Pop your sliced bread into the office’s most prized possession: the toaster. If your work does not have a toaster in the communal kitchen, quit immediately.
Set the toaster to high-medium, we’re aiming for toast with the perfect crunch that rains breadcrumb confetti when you take a bite.
Remove toast from toaster. Do not use a metal knife to do this. Or fork. Or spoon for that matter. When I am desperate I use chopsticks. It’s illogical but sensible.
Rub the base of the toast with oil and a little bit of salt. You can rub a clove of garlic here too if you want to be really traditional, but taking cloves of garlic to work is not a good look, so I skip this step.

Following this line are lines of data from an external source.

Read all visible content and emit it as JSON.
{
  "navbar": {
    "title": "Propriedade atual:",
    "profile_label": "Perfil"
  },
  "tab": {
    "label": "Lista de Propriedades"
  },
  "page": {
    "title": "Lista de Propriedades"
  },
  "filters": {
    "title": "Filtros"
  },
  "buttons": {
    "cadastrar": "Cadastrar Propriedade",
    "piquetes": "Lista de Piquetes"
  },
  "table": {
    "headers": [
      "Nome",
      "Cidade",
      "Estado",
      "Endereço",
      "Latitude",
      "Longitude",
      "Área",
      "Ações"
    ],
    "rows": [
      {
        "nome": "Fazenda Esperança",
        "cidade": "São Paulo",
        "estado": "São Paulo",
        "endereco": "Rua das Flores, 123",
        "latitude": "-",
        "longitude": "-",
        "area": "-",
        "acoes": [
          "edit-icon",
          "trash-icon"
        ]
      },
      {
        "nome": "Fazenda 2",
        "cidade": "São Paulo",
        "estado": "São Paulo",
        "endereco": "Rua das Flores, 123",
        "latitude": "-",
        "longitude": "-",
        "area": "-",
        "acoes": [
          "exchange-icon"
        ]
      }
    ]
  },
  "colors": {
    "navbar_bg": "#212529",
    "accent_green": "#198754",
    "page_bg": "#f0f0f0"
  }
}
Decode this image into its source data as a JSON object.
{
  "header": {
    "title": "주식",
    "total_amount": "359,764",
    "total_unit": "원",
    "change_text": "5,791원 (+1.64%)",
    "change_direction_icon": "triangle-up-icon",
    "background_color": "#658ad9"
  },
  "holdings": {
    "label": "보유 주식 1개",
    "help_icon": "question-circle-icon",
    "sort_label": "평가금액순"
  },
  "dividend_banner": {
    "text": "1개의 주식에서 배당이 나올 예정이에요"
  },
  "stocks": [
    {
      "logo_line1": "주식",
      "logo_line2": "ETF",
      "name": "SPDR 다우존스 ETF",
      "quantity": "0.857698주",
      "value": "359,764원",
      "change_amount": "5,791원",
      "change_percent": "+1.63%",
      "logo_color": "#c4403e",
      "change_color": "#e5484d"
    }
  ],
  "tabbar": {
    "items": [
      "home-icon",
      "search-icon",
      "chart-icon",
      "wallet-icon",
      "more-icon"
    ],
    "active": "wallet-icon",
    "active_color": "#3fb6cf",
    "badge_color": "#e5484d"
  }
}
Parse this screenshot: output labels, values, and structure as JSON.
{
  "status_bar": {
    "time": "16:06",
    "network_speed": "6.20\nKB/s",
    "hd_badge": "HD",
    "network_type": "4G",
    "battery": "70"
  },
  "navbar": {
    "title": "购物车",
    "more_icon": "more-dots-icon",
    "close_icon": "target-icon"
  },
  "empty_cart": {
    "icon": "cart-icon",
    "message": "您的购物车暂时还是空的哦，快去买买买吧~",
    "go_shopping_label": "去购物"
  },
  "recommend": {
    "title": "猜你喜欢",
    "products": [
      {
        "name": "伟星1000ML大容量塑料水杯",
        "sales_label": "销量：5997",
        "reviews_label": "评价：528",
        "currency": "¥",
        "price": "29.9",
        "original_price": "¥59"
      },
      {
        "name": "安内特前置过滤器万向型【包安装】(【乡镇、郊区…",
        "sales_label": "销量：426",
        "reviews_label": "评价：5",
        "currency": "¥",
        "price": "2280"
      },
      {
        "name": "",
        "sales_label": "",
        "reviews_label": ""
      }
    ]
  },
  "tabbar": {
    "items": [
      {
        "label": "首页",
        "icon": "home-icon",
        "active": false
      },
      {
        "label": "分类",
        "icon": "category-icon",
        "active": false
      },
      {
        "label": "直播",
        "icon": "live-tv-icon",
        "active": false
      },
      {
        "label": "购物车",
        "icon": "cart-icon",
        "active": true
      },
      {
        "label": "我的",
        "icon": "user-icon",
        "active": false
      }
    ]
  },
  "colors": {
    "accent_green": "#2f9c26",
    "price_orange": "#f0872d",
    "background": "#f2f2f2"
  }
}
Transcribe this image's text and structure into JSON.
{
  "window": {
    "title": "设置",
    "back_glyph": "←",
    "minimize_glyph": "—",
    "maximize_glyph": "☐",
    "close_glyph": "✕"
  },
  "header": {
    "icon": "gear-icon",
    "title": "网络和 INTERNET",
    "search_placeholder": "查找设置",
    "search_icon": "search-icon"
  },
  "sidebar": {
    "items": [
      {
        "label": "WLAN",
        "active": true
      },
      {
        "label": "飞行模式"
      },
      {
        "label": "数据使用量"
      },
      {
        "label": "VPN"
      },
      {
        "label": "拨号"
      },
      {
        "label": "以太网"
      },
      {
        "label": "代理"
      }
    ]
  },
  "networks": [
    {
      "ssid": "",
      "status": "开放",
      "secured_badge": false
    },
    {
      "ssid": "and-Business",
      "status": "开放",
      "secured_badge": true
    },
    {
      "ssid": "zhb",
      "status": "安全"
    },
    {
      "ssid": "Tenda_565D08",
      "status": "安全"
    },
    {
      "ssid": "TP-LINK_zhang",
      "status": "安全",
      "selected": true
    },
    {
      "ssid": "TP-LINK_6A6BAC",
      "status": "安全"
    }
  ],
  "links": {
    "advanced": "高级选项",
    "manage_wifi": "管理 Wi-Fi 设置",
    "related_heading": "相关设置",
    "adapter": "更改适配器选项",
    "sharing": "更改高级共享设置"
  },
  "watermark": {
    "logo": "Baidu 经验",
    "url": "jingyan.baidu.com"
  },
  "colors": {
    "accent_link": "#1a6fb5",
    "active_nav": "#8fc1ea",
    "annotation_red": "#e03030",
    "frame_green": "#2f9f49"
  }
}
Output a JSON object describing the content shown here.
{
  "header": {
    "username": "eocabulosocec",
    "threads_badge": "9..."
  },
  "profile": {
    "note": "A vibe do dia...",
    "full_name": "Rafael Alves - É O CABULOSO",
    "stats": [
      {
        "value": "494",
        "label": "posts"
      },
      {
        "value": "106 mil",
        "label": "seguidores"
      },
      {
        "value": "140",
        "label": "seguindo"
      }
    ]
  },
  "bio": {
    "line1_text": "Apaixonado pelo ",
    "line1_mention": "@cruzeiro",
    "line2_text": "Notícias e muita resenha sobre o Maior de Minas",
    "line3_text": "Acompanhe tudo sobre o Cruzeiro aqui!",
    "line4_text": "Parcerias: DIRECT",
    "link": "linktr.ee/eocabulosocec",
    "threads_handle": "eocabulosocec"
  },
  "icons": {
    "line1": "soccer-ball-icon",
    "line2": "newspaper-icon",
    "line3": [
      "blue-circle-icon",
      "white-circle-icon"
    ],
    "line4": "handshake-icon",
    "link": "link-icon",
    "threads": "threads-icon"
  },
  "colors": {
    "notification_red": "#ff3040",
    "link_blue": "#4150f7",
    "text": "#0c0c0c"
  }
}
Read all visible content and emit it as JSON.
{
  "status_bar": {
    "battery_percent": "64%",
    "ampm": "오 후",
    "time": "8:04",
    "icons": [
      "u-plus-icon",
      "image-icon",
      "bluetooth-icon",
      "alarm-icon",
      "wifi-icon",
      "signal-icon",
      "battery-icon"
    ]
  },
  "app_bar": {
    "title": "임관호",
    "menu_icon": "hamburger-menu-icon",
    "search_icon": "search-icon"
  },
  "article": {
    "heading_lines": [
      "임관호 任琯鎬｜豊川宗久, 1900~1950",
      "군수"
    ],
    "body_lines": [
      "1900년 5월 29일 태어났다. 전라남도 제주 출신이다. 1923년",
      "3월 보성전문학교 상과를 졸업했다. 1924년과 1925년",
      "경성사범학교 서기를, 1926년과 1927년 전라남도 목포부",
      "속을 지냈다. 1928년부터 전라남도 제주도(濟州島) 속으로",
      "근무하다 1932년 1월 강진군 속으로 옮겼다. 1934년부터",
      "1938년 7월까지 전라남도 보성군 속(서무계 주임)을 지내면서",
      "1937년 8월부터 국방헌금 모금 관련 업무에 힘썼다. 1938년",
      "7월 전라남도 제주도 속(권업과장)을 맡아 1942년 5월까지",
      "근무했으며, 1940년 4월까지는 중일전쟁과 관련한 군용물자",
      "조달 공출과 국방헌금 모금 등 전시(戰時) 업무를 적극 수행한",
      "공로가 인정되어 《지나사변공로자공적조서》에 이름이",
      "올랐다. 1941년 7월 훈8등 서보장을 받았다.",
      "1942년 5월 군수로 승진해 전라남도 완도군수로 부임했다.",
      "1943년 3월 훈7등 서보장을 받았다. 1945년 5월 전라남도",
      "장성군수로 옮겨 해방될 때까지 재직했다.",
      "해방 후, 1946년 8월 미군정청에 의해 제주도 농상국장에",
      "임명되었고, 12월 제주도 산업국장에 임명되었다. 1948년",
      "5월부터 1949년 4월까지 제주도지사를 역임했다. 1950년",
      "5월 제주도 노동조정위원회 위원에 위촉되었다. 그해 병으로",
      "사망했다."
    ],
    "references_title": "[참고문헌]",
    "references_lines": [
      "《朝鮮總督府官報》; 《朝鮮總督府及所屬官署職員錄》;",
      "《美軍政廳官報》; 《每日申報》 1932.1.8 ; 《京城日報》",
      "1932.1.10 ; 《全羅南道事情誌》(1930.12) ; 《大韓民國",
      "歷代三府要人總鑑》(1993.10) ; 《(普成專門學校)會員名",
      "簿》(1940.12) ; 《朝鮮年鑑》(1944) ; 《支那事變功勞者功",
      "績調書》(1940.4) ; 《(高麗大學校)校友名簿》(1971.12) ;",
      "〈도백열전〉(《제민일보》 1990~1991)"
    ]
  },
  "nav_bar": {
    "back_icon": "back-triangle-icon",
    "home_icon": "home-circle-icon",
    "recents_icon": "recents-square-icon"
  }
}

As I am equal parts lazy and motivated, I usually bring a tub of ricotta to work on a Monday and keep it in the fridge for the week. Ricotta, like toast, is versatile. I get Alba ricotta because I like the cow logo on it. I also have an affinity with the tub because my Nonna has been giving me leftovers in empty Alba containers since I can remember. It’s always a surprise when I open a tub and actually find ricotta inside, as usually I am half expecting to find minestrone.
Dollop 2-3 tablespoons of ricotta on each piece of toast. Now let’s accessorise with some ricotta bruschetta options.
Option one is the Breton stripe of the bruschetta world – tomatoes and basil. Get a handful of cherry and grape tomatoes and slice them, put in a bowl. Rustically tear some basil leaves and pretend you’re an extra in Under the Tuscan Sun. You might be in the office kitchen, but for the next five minutes you are best friends with Diane Lane in her Tuscan villa.
Add salt, cracked pepper, a generous glug of olive oil, a splash of balsamic and my secret ingredient – a splash of pomegranate molasses. Mix together, then assemble your dressed tomatoes atop of the ricotta.
Option two is not very traditional, but YOLO, right? (You Only Lunch Once). In a bowl mix together raw zucchini using a julienne peeler, parsley leaves, lemon juice, olive oil, salt and pepper. The acidity of the lemon juice does some magical curing of the raw zucchini. Put the raw zucchini salad (which tastes excellent on its own if you are GF / celiac / general carb hater) atop of the ricotta. This outfit is not complete yet – we then add a few layers of smoked salmon, thinly sliced red onion and capers. Season with salt and pepper, and drizzle with more olive oil.
Go back to your desk, take a bite. It’s not Tuscany, but it’s close.